A bill with bipartisan support that would legalize sports betting was introduced to the Colorado legislature at the end of last week.
The bill is sponsored by Republican Rep. Patrick Neville and Sen. John Cooke, as well as Democrat Rep. Alec Garnett and Sen. Kerry Donovan. It would allow 17 in-person sportsbooks at casinos in Black Hawk, Central City, and Cripple Creek.
It would also allow for online sports betting and would give out 17 additional licenses for online betting.
Sports betting operators would be taxed at 10 percent of their revenue and the tax revenue would be used to operate the Colorado Water Plan, a conservation project that currently lacks funding.
The lone horse track in the state, Arapahoe Park Racetrack, will not be allowed to offer sports betting. Neither will any of the off-track betting parlors in the state.
The owner of the racetrack, Twin River Worldwide Holdings Inc., pushed for betting at these locations, arguing that it would help Colorado maximize tax revenue. The operators own the two casinos in Rhode Island that are currently offering sports betting and have purchased three casinos in Black Hawk earlier this year.
Colorado has 33 commercial casinos and is one of two states in the country to legislatively place limits on maximum wagers. In 2017, the state had a gross gaming revenue of $828.1 million and a gaming tax revenue of $121 million.

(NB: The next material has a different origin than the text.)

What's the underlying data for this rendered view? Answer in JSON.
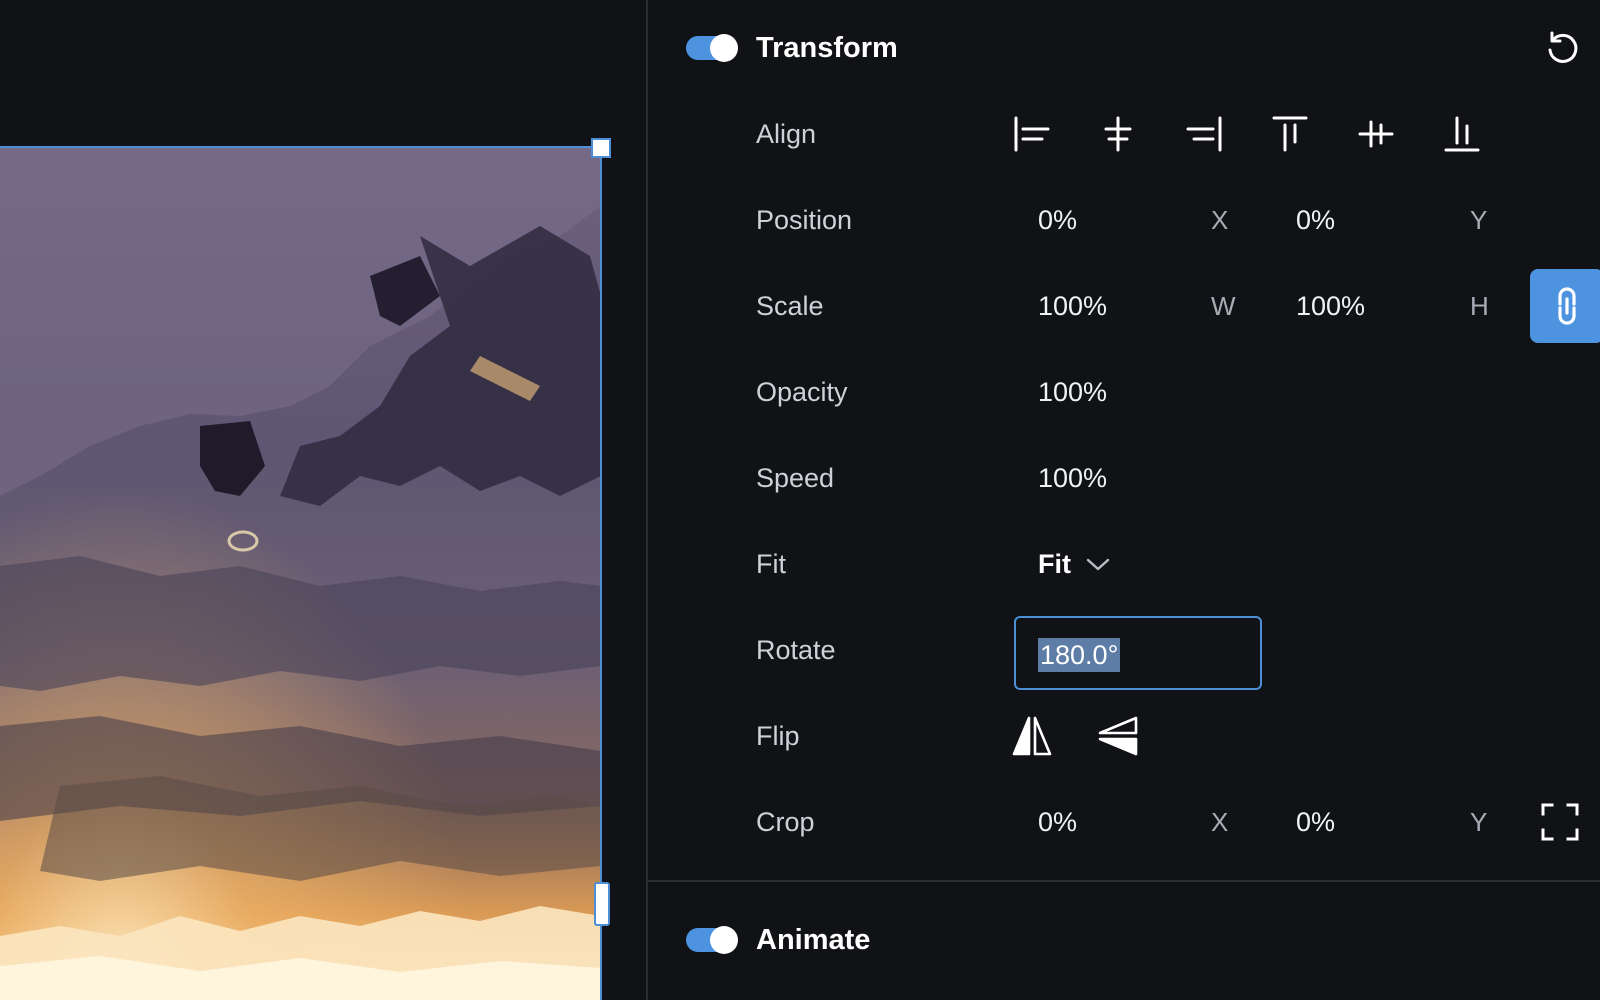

The numbers from 2017 was a record for the state and a 2.1 percent increase from 2016. The prospect of sports betting should help the state’s casinos overcome its history of slow growth in gaming revenue.
The bill will not force sportsbooks to use official league data, which eliminates any possibility of an integrity fee paid to the leagues.
There are only a few weeks left to pass the bill. The current legislative session adjourns on May 3. If passed, Colorado would become the tenth state to legalize sports betting and the first to do so in 2019.